Oxide inorganic electroluminescent device in which thin films of Pr-doped NaNbO3 phosphor and Sb-doped SnO2 transparent conductor are alternately stacked was prepared by sol-gel and spin-coating methods. Red electroluminescence was observed due to f-f transitions of Pr3+ ions by applying 5-kHz ac voltages to the device. The luminance was 1.0 cd m−2 at 25 V ac and5.0 cd m−2 at 34 V ac.

Effect of B2O3 or SiO2 Fluxes on Morphology and Size of Pr-Doped CaTiO3 Phosphor Particles and on their Photoluminescence Properties

Powder of Pr-doped CaTiO3 red phosphor was prepared at 1473 K by a conventional solid-state reaction method with addition of B2O3 or SiO2 as a flux. Primary particle sizes of the prepared samples were increased by using B2O3 flux but decreased by using SiO2 flux. Clear planes, edges, or steps were observed on surfaces of the primary particles. The intensity of photoluminescence induced by irradiation of light with a wavelength longer than ∼350 nm was enhanced about three times by using B2O3 flux. The intensity of photoluminescence induced by irradiation of light with a wavelength shorter than ∼350 nm was enhanced about twice by using either B2O3 or SiO2 fluxes. The origin for the flux effects is discussed.
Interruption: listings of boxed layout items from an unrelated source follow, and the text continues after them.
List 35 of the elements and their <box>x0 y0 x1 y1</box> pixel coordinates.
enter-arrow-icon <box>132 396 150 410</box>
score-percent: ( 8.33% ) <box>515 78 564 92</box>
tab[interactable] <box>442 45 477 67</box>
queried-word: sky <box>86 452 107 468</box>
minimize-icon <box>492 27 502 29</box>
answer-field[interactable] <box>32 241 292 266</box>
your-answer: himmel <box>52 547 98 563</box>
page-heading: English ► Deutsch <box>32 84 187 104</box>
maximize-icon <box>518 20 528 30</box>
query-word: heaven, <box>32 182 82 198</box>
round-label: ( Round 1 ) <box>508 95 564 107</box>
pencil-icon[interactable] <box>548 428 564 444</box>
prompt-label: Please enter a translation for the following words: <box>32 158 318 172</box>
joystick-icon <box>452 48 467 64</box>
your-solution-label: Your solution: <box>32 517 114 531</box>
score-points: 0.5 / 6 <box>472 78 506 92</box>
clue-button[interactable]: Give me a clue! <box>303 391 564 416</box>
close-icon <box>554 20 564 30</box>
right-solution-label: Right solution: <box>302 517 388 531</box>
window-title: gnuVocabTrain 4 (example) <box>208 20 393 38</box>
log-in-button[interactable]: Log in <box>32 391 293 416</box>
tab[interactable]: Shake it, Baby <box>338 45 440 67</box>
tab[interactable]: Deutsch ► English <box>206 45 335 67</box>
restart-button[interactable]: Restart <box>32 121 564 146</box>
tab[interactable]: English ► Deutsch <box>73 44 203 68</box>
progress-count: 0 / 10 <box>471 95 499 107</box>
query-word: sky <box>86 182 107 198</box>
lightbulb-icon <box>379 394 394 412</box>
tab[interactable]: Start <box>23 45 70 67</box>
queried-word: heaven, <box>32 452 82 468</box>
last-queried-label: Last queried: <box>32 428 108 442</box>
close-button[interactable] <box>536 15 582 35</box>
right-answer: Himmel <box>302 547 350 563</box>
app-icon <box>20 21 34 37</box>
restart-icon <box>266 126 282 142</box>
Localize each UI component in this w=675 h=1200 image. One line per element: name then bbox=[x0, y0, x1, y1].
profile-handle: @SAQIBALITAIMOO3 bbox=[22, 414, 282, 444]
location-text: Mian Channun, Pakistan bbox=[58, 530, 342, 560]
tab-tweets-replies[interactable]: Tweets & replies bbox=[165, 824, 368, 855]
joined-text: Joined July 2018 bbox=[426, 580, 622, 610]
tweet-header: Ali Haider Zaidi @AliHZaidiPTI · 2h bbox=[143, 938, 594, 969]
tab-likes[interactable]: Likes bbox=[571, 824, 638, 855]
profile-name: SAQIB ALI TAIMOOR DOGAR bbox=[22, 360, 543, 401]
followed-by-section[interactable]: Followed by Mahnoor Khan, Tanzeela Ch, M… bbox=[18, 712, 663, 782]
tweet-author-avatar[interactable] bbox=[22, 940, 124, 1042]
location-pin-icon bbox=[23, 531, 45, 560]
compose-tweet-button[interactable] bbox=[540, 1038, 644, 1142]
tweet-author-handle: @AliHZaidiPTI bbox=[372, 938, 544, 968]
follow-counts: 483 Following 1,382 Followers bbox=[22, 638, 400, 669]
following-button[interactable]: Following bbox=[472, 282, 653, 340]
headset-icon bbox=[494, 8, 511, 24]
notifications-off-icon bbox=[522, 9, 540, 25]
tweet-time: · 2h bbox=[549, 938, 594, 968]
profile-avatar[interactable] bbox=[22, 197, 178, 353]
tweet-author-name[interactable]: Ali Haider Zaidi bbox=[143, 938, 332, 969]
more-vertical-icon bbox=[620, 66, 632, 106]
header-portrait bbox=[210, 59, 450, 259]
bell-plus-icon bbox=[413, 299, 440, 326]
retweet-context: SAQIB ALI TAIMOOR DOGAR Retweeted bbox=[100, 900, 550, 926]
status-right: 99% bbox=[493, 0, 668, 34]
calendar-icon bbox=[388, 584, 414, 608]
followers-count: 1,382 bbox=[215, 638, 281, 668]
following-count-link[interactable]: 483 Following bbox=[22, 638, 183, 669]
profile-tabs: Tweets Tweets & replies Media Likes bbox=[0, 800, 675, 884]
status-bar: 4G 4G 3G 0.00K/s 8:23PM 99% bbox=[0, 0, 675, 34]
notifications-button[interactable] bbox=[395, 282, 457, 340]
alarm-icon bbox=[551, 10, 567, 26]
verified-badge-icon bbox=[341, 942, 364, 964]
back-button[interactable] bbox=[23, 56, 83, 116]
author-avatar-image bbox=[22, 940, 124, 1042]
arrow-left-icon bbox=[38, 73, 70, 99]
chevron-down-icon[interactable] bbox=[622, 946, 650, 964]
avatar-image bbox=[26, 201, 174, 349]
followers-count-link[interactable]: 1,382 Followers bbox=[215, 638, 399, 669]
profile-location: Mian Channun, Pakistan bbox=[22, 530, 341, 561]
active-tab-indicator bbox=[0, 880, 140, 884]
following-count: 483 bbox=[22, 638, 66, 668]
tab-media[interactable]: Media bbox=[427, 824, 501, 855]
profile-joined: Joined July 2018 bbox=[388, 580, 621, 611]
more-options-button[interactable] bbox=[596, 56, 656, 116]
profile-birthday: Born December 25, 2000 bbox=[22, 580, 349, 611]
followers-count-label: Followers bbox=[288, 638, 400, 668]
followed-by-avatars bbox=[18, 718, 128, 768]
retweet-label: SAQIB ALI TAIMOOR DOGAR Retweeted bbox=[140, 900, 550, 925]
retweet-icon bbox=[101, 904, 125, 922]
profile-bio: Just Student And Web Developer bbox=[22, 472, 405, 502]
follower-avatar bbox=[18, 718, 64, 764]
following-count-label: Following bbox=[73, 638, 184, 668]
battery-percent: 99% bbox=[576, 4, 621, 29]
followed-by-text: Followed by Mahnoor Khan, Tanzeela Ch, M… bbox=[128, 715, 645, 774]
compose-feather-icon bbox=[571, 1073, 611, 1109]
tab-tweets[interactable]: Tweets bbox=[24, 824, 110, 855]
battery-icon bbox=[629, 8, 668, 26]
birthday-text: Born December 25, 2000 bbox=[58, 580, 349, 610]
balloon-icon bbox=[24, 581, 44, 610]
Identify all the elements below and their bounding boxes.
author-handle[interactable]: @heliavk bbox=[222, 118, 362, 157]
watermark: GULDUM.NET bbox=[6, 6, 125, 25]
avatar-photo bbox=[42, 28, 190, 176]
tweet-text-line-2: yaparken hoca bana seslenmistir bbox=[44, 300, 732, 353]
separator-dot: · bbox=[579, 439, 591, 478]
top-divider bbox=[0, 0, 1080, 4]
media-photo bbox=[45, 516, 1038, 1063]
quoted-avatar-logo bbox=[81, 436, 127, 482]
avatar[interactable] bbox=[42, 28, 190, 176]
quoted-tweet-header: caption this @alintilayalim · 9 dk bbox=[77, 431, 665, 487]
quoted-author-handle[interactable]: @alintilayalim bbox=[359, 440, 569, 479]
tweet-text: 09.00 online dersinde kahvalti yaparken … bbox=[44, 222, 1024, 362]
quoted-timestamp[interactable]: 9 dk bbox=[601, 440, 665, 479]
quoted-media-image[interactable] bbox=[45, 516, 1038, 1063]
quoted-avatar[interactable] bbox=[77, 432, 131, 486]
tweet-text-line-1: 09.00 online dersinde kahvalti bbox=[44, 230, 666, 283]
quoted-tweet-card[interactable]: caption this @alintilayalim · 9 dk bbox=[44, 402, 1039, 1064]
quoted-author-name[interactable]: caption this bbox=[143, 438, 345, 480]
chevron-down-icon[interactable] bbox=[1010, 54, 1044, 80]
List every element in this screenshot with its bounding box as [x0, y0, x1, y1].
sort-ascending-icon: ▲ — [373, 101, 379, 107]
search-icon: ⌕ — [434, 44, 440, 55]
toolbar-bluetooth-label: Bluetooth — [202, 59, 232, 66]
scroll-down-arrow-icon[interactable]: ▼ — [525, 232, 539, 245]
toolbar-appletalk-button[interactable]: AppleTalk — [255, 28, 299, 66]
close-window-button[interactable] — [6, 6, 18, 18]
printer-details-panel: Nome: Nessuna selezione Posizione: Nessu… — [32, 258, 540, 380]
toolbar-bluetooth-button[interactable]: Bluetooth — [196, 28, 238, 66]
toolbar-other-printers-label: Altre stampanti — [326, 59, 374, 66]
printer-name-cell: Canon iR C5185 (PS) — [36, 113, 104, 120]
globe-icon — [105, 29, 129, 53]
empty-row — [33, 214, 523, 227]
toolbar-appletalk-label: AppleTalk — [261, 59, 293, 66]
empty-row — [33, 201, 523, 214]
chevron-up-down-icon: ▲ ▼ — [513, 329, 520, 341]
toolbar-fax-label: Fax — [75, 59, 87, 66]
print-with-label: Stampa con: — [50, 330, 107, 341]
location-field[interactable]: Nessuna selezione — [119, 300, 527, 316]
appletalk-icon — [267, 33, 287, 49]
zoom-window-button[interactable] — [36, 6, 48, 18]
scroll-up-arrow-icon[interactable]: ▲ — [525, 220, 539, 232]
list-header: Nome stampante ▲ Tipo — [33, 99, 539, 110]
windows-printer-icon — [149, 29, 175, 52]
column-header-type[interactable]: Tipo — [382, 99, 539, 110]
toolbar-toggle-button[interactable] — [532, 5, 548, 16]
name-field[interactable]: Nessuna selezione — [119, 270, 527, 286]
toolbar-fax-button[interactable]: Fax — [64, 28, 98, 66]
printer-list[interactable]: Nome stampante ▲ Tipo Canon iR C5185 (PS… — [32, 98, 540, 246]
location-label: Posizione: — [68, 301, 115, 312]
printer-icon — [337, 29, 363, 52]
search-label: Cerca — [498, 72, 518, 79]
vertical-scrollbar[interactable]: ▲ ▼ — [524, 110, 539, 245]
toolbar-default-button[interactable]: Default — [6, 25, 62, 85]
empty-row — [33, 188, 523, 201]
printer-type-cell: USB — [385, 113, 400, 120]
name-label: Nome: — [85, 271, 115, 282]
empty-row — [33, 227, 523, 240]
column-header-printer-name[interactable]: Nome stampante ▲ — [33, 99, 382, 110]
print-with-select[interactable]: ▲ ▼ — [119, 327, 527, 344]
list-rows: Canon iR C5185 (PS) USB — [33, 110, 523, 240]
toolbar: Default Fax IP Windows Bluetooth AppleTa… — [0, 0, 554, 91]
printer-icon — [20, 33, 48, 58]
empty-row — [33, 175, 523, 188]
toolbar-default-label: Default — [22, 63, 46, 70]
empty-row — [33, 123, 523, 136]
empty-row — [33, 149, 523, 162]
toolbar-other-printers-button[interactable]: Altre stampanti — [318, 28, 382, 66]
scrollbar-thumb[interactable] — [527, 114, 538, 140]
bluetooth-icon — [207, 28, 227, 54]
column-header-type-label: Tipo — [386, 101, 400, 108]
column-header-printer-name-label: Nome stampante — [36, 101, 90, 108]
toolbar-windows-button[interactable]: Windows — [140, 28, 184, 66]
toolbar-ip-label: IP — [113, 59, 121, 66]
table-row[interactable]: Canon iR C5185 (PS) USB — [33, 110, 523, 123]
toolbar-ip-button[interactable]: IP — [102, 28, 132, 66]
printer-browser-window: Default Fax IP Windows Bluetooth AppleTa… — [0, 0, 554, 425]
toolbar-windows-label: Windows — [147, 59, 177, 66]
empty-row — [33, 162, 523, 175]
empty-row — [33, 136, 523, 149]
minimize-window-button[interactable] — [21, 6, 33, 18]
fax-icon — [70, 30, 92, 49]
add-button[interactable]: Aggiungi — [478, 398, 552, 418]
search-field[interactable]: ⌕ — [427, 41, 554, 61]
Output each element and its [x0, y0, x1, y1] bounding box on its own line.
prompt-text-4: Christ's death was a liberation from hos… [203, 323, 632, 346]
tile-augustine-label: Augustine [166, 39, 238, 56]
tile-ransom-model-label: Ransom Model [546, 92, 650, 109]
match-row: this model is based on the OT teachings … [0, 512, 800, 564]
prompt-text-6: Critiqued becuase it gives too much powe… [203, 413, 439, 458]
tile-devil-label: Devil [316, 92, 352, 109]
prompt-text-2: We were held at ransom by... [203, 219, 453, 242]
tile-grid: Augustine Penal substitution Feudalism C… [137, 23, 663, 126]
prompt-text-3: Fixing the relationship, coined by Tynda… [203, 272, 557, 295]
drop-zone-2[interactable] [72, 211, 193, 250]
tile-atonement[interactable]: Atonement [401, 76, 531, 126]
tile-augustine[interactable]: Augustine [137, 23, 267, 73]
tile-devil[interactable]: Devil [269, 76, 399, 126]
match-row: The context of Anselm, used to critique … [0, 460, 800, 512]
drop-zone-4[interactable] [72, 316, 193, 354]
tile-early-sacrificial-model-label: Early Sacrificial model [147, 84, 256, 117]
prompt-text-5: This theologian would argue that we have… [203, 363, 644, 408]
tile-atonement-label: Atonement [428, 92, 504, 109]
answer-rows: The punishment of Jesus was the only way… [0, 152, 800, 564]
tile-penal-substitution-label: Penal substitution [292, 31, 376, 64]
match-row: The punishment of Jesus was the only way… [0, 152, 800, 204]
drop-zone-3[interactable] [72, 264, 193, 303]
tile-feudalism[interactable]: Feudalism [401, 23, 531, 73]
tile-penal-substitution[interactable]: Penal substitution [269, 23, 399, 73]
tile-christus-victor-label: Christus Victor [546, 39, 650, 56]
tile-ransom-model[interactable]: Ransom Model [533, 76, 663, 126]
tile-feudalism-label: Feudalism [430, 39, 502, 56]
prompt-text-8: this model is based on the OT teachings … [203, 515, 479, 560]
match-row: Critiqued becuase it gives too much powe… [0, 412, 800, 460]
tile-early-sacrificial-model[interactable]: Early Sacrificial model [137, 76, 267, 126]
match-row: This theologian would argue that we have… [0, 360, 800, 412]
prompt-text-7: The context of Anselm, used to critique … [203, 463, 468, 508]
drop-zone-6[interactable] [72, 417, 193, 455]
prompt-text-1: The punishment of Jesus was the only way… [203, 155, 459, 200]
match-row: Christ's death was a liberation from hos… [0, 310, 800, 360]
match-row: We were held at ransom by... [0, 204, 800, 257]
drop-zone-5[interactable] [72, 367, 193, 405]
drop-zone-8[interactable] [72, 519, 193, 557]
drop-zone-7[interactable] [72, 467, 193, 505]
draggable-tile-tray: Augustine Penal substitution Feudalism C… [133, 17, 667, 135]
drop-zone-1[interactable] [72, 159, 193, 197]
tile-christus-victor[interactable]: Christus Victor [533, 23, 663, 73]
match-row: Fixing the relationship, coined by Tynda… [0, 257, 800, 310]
Effect of the Introduction of a CF3 Group to a Silyl-Anchor Azobenzene Dye on Sensitization Property in Dye-Sensitized Solar Cells

The effect of the introduction of a CF3 group to a silyl-anchor moiety of the sensitizer on the sensitizing property for the dye-sensitized solar cell was examined by using alkoxysilyl-anchor azobenzene dyes. The cell sensitized by the silyl-anchor dye with the electron-withdrawing CF3 group in the silyl-anchor moiety exhibited higher photovoltaic performance than that by the silyl-anchor dye without the CF3 group.